Thomas has had a taste of the NHL. He broke into the league during the 2005-2006 season with the Phoenix Coyotes. He has gone on to play 42 games in the NHL, scoring nine goals and 17 points. But this season with Pittsburgh, Thomas was scoreless in two games, and he wasn’t improving by not suiting up.

It’s something both he and Pittsburgh agreed on.

“They (Pittsburgh) said it wasn’t fair. I wasn’t getting on the ice and I totally understand it,” Thomas said. “You want to go play and get that back. Now I get to play power play, penalty kill and five-on-five, so it’s a good situation for me.”

Still, Thomas knows his offensive production at the AHL level probably won’t land him a spot on Pittsburgh’s top two lines.
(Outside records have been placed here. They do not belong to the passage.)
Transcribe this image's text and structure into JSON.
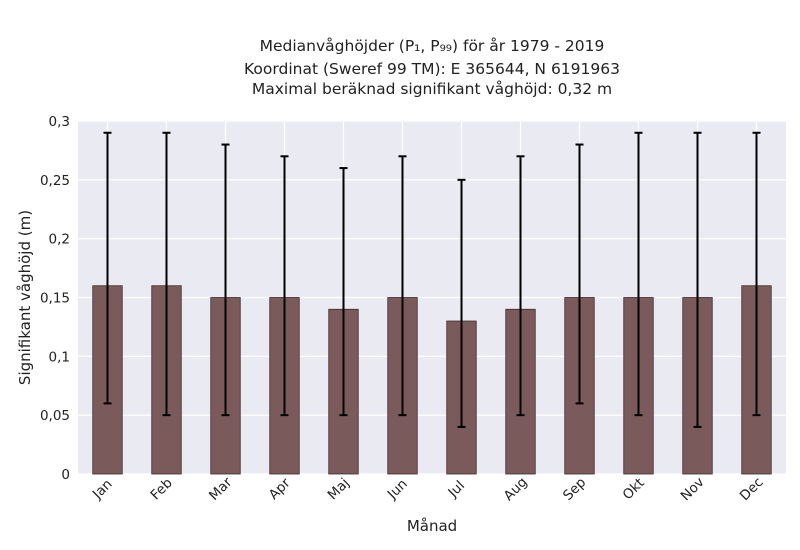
{
  "chart_data": {
    "type": "bar",
    "title_lines": [
      "Medianvåghöjder (P₁, P₉₉) för år 1979 - 2019",
      "Koordinat (Sweref 99 TM): E 365644, N 6191963",
      "Maximal beräknad signifikant våghöjd: 0,32 m"
    ],
    "xlabel": "Månad",
    "ylabel": "Signifikant våghöjd (m)",
    "categories": [
      "Jan",
      "Feb",
      "Mar",
      "Apr",
      "Maj",
      "Jun",
      "Jul",
      "Aug",
      "Sep",
      "Okt",
      "Nov",
      "Dec"
    ],
    "values": [
      0.16,
      0.16,
      0.15,
      0.15,
      0.14,
      0.15,
      0.13,
      0.14,
      0.15,
      0.15,
      0.15,
      0.16
    ],
    "p1": [
      0.06,
      0.05,
      0.05,
      0.05,
      0.05,
      0.05,
      0.04,
      0.05,
      0.06,
      0.05,
      0.04,
      0.05
    ],
    "p99": [
      0.29,
      0.29,
      0.28,
      0.27,
      0.26,
      0.27,
      0.25,
      0.27,
      0.28,
      0.29,
      0.29,
      0.29
    ],
    "ylim": [
      0,
      0.3
    ],
    "yticks": [
      0,
      0.05,
      0.1,
      0.15,
      0.2,
      0.25,
      0.3
    ],
    "ytick_labels": [
      "0",
      "0,05",
      "0,1",
      "0,15",
      "0,2",
      "0,25",
      "0,3"
    ],
    "grid": true,
    "colors": {
      "bar": "#7b5a5b",
      "bar_edge": "#3e2a2b",
      "plot_bg": "#eaeaf2",
      "grid": "#ffffff",
      "errorbar": "#000000"
    }
  }
}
Instead, he hopes to improve all aspects of his game so when Pittsburgh has a hole, Thomas can go up and fill it.

Bylsma described Thomas as a speedy, talented goal scorer at the AHL level with a lethal right-handed shot. But he said there is more to the story.

“He’s another guy on the cusp of being an NHL player,” Bylsma said. “It’s one of the unwritten things that maybe fans don’t see about players who are really talented and have NHL speed. How do you apply that in the NHL?”

That’s why Thomas is here to develop into a better penalty killer so he can do that for Pittsburgh. Bylsma added he is also adding grit and toughness with the puck so Pittsburgh can count on him to play along the boards and deep in the offensive zone.

“He’s still trying to figure out how his skills translate into NHL minutes,” Bylsma said. “Puck toughness, penalty kill and puck management are all things that will add to his NHL package.”

As for Thomas, he feels the atmosphere that Bylsma and assistant coach Todd Reirden provide in Wilkes-Barre is the perfect place to build his NHL skills.

“The coaches here are great with the players. It’s a give and take thing because the coaches are easy to talk to and you can approach them,” Thomas said. “They want to know what you’re thinking and feeling. It’s a good situation and I’m comfortable here.”